# Another version of my sunset buck



## quinn (Jan 17, 2013)

I amped up the blue and red and took out the magenta and this is what I got!This was at Berry colledge, i've been wanting to go back!


----------



## carver (Jan 17, 2013)

Awesome!


----------



## rip18 (Jan 18, 2013)

Sweeeeeet!


----------



## fishnfool (Jan 18, 2013)

That's when your heart sinks knowing he's there and your not going to get a shot, Great photo!


----------



## Hoss (Jan 18, 2013)

A great view.

Hoss


----------



## DRB1313 (Jan 18, 2013)

That is a great scene. Captured well Quinn.


----------



## Lee Woodie (Jan 18, 2013)

Oh yea I like it


----------



## LOVEMYLABXS (Jan 18, 2013)

Shore is pretty quinn


----------



## quinn (Jan 18, 2013)

fishnfool said:


> That's when your heart sinks knowing he's there and your not going to get a shot, Great photo!
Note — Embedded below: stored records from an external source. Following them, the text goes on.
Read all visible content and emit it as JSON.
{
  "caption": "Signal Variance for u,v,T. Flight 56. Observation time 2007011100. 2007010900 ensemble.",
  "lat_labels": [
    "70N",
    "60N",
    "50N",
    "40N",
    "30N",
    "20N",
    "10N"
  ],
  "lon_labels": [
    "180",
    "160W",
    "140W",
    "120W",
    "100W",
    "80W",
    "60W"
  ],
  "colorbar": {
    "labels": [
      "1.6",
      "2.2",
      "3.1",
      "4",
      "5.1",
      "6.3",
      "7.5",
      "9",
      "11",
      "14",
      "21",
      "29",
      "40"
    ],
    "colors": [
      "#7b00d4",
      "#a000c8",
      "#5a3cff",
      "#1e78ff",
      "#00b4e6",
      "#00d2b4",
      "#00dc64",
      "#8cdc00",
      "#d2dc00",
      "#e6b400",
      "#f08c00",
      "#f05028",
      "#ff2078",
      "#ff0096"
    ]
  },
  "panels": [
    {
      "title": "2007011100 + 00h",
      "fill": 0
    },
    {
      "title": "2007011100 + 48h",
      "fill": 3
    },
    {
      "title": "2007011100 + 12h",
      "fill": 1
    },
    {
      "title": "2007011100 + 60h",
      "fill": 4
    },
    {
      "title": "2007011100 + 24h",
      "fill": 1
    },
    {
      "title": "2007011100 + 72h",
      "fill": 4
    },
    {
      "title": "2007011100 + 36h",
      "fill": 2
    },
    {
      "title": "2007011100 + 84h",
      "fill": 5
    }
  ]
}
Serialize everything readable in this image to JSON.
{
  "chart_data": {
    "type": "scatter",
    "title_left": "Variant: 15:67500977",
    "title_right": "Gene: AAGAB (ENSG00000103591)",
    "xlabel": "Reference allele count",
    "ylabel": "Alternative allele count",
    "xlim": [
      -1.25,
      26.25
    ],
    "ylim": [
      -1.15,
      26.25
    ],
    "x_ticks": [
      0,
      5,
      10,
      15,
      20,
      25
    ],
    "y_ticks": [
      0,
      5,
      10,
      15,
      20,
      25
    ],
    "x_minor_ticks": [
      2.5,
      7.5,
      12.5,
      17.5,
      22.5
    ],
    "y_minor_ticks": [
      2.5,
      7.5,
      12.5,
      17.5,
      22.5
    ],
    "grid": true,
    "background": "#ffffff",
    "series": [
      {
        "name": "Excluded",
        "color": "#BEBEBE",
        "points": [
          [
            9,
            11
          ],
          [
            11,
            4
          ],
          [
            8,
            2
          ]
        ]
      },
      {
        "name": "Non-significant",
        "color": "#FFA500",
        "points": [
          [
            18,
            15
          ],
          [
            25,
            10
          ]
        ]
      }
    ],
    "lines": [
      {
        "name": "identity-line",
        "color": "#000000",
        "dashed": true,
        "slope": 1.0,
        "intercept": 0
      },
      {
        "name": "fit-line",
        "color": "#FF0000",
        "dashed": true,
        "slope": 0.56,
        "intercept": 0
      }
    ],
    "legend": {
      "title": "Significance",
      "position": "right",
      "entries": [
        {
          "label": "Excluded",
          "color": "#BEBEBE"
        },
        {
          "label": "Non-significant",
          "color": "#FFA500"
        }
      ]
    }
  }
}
There was no sinking there! I got the shots I was after!
Thank's y'all ! I'll try and not post any more of him!


----------



## John I. Shore (Jan 18, 2013)

LOVEMYLABXS said:


> Shore is pretty quinn



Shore is 

Sorry, couldn't help myself.  Great shot, love both of them.

John I.


----------



## wvdawg (Jan 20, 2013)

Another good look Quinn!


----------



## cbryant (Jan 25, 2013)

Nice pic


----------



## leo (Jan 26, 2013)

Man you are getting some mileage from that shot............  I don't blame you though, it really is a special capture


----------



## quinn (Jan 26, 2013)

leo said:


> Man you are getting some mileage from that shot............  I don't blame you though, it really is a special capture



Thanks Leo, ifin you noticed it's a series of shots.I got him walking up the hill and I got about 8 good shots of him!


----------